After Trump loss in Hudson River tunnel funding battle, work on high-tech boring machines advancing
Published in Political News
NEW YORK — A little more than a month after construction of the Hudson River Tunnel resumed, crews are working assembling the specialized machines necessary to dig the first stage of a pair of rail tunnels through the tough rock of the New Jersey Palisades.
The project’s two massive tunnel-boring machines — manufactured in Germany and shipped to the Garden State as 96 separate pieces each — were still sitting in crates waiting to be assembled when work on the project halted earlier this year amid funding interference from the feds. The Trump administration was eventually forced to resume funding the project.
Monday, at the work site in North Bergen, N.J., along the eastern edge of the Meadowlands, dozens of workers were preparing the machines for the year-long project of digging towards Manhattan.
Brendan Corzo, a 28-year-old operating engineer, was among those working on assembling a pair of massive 165-ton cutting heads — arrays of blades and abrasive wheels shipped to the site in five parts.
Corzo was attaching heating pads to two adjacent sections in order to prepare the metal for welding. “This whole joint will be pre-heated to 250 degrees,” Corzo told the Daily News, “so we don’t have deformities when we go to weld.”

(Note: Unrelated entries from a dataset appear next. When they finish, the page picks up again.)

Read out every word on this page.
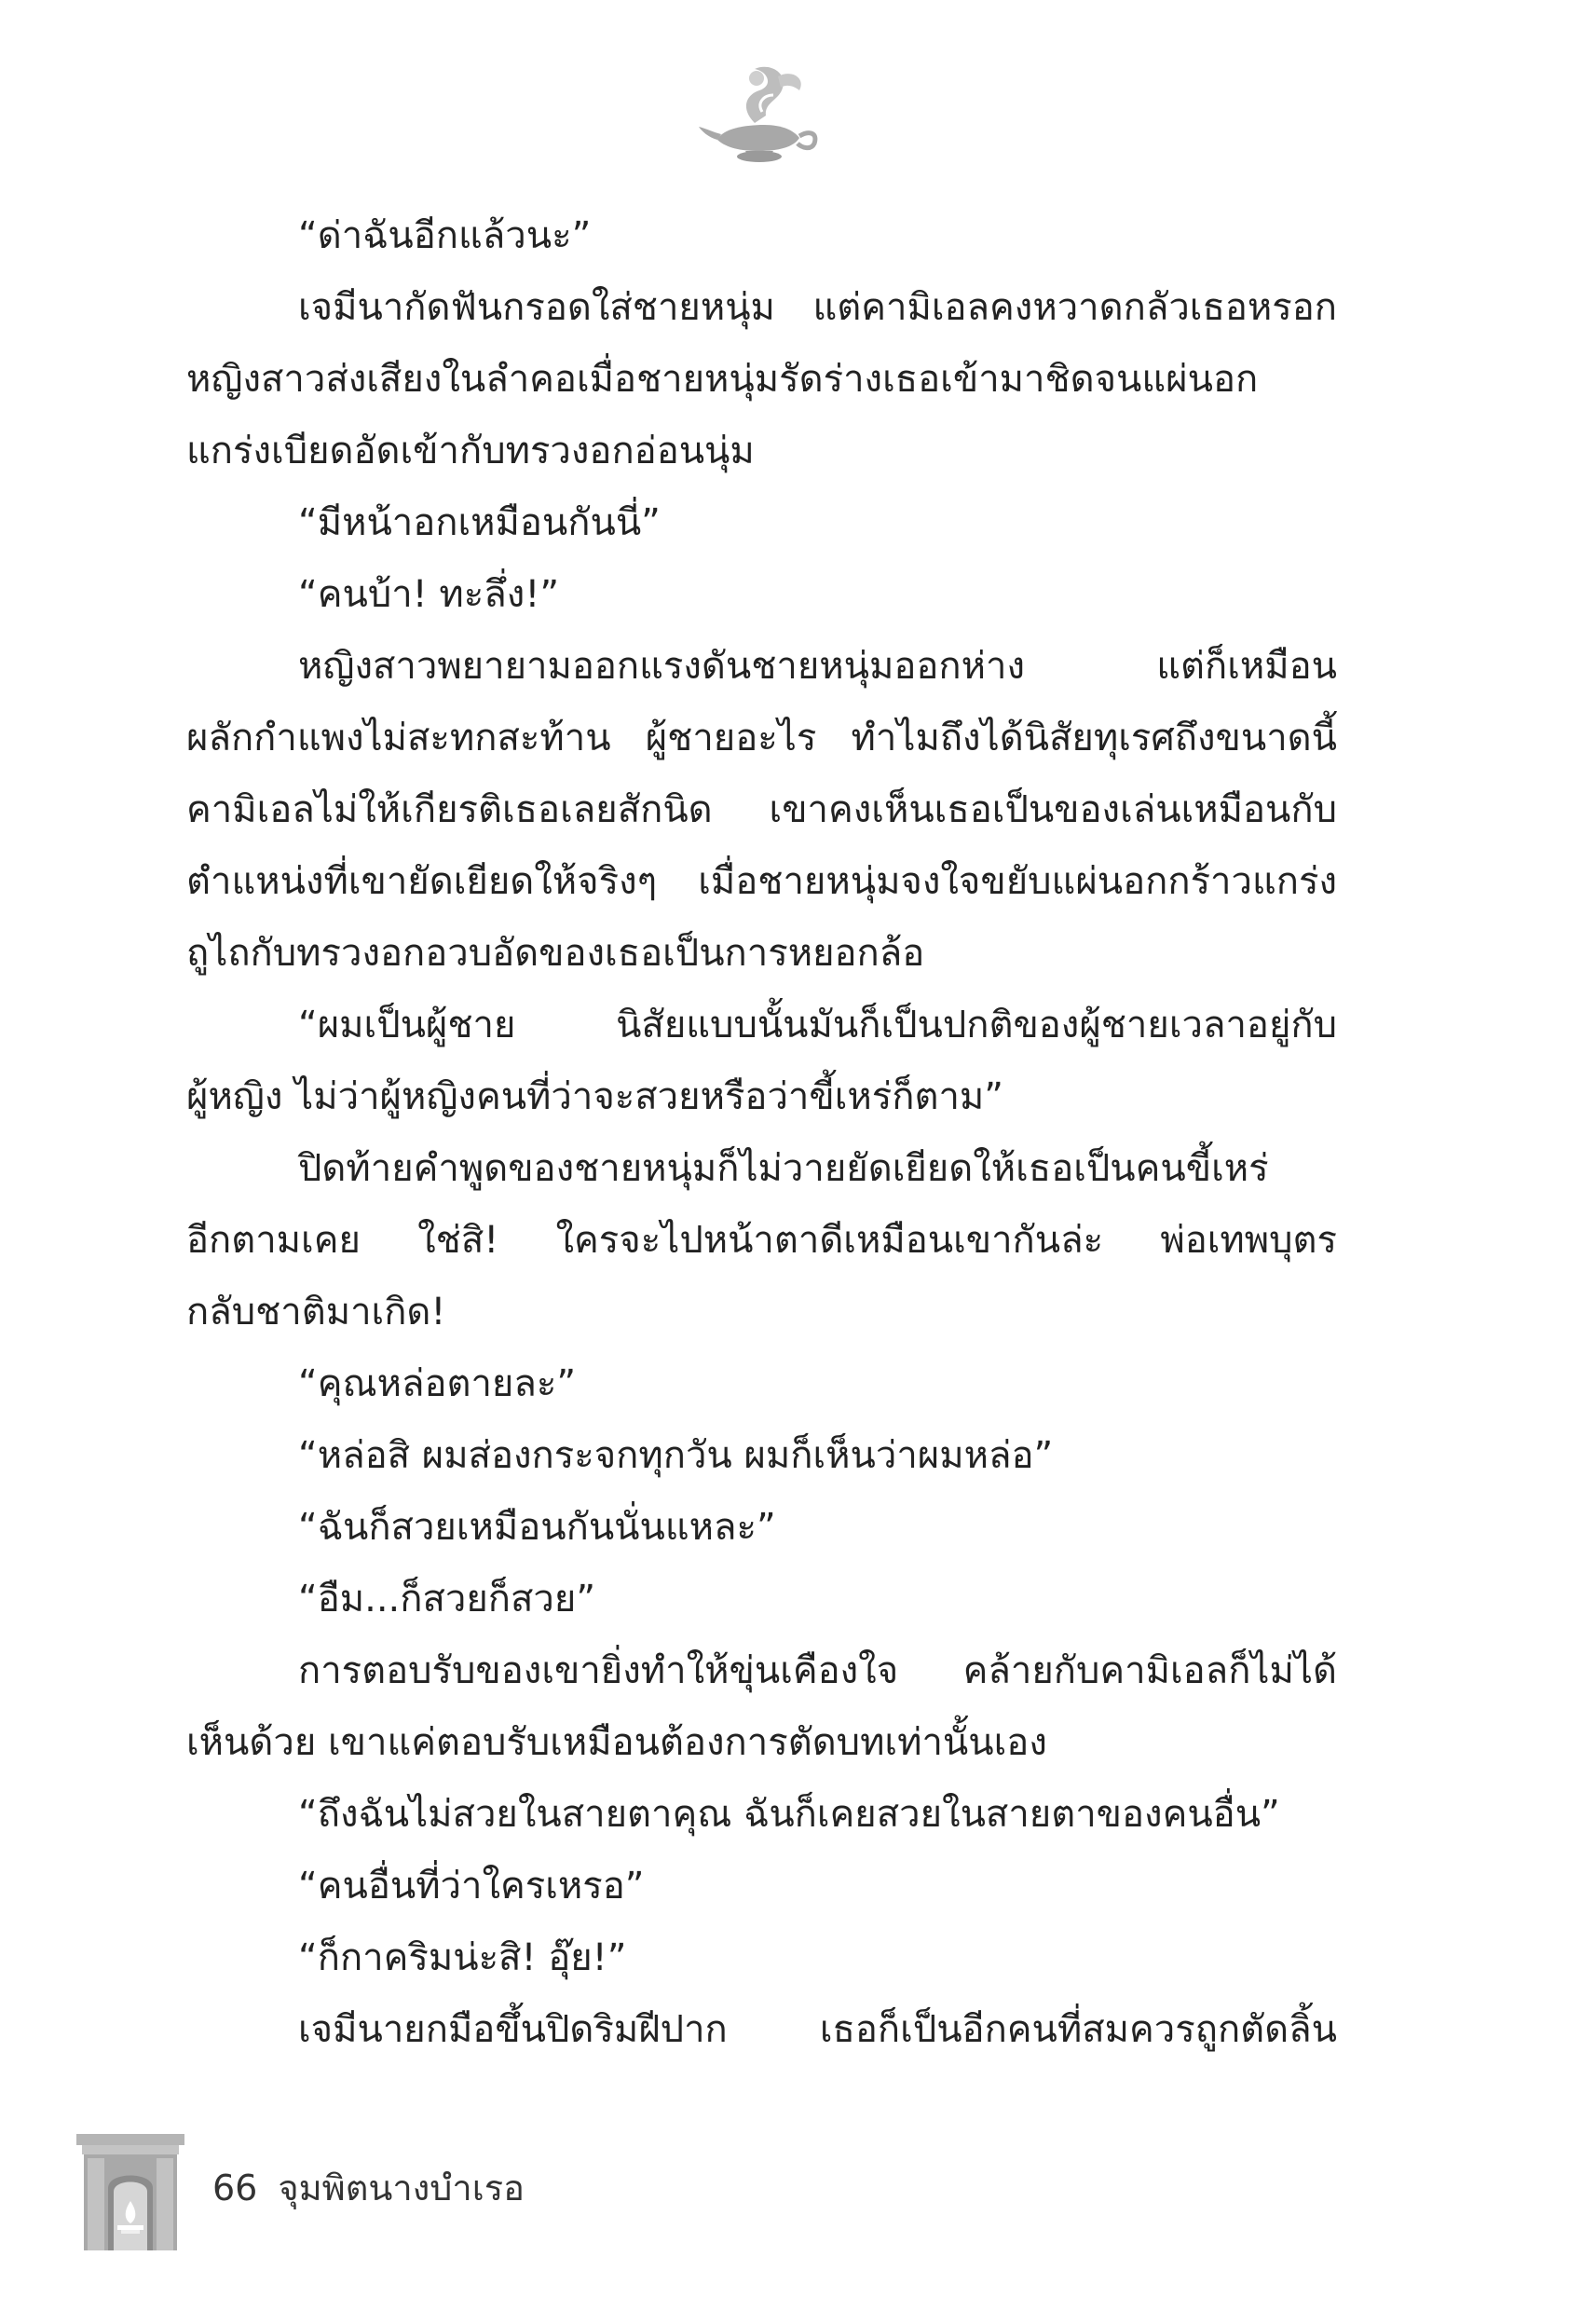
“ด่าฉันอีกแล้วนะ”
เจมีนากัดฟันกรอดใส่ชายหนุ่ม แต่คามิเอลคงหวาดกลัวเธอหรอก
หญิงสาวส่งเสียงในลำคอเมื่อชายหนุ่มรัดร่างเธอเข้ามาชิดจนแผ่นอก
แกร่งเบียดอัดเข้ากับทรวงอกอ่อนนุ่ม
“มีหน้าอกเหมือนกันนี่”
“คนบ้า! ทะลึ่ง!”
หญิงสาวพยายามออกแรงดันชายหนุ่มออกห่าง แต่ก็เหมือน
ผลักกำแพงไม่สะทกสะท้าน ผู้ชายอะไร ทำไมถึงได้นิสัยทุเรศถึงขนาดนี้
คามิเอลไม่ให้เกียรติเธอเลยสักนิด เขาคงเห็นเธอเป็นของเล่นเหมือนกับ
ตำแหน่งที่เขายัดเยียดให้จริงๆ เมื่อชายหนุ่มจงใจขยับแผ่นอกกร้าวแกร่ง
ถูไถกับทรวงอกอวบอัดของเธอเป็นการหยอกล้อ
“ผมเป็นผู้ชาย นิสัยแบบนั้นมันก็เป็นปกติของผู้ชายเวลาอยู่กับ
ผู้หญิง ไม่ว่าผู้หญิงคนที่ว่าจะสวยหรือว่าขี้เหร่ก็ตาม”
ปิดท้ายคำพูดของชายหนุ่มก็ไม่วายยัดเยียดให้เธอเป็นคนขี้เหร่
อีกตามเคย ใช่สิ! ใครจะไปหน้าตาดีเหมือนเขากันล่ะ พ่อเทพบุตร
กลับชาติมาเกิด!
“คุณหล่อตายละ”
“หล่อสิ ผมส่องกระจกทุกวัน ผมก็เห็นว่าผมหล่อ”
“ฉันก็สวยเหมือนกันนั่นแหละ”
“อืม...ก็สวยก็สวย”
การตอบรับของเขายิ่งทำให้ขุ่นเคืองใจ คล้ายกับคามิเอลก็ไม่ได้
เห็นด้วย เขาแค่ตอบรับเหมือนต้องการตัดบทเท่านั้นเอง
“ถึงฉันไม่สวยในสายตาคุณ ฉันก็เคยสวยในสายตาของคนอื่น”
“คนอื่นที่ว่าใครเหรอ”
“ก็กาคริมน่ะสิ! อุ๊ย!”
เจมีนายกมือขึ้นปิดริมฝีปาก เธอก็เป็นอีกคนที่สมควรถูกตัดลิ้น
66 จุมพิตนางบำเรอ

Meanwhile colleagues of his carefully adjusted a series of jigs to make sure the pieces of the massive metal maul were properly aligned.
After assembly, the cutting heads will get attached to the “main drive,” an array of eleven hydraulic motors sitting outside under a blue tarp — what chief engineer Hamed Nejad called “the heart of the machine.”
More parts — like conveyor belts, cranes, metal shielding and controls will be added thereafter. Officials wouldn’t commit to a launch-date for the diggers, but said they should be ready to go in a few months.
The machines were part of a $465 million contract to dig this section of tunnel awarded in August 2024 to Schiavone Dragados Lane Joint Venture.
The tunnel boring machines are a far cry from the methods used to construct the current rail tunnels that connect the Meadowlands to Penn Station — the 1910 North River Tunnel, which relied on drills and explosives to get through New Jersey’s tough and abrasive basalt bedrock.
By contrast, the boring machines — custom built specifically for this job — will grind away at the igneous rock, remove it via conveyor belts, and leave a path of concrete linings in its wake, digging and building the tunnel all at once at a rate of some 30 feet per day.
At that rate, the tunnel will extend under the Palisades and reach the Hudson River in about a year, said James Sterace, chief of program delivery for the Gateway Development Commission, the bi-state body responsible for the tunnel.
Once there, the million-dollar machines will have served their purpose. They will be extracted via a shaft cut down into Weehawken, N.J.
Another pair of machines, more suited for digging through the loose sand beneath the Hudson River, will pick up where these left off, and continue on toward Manhattan.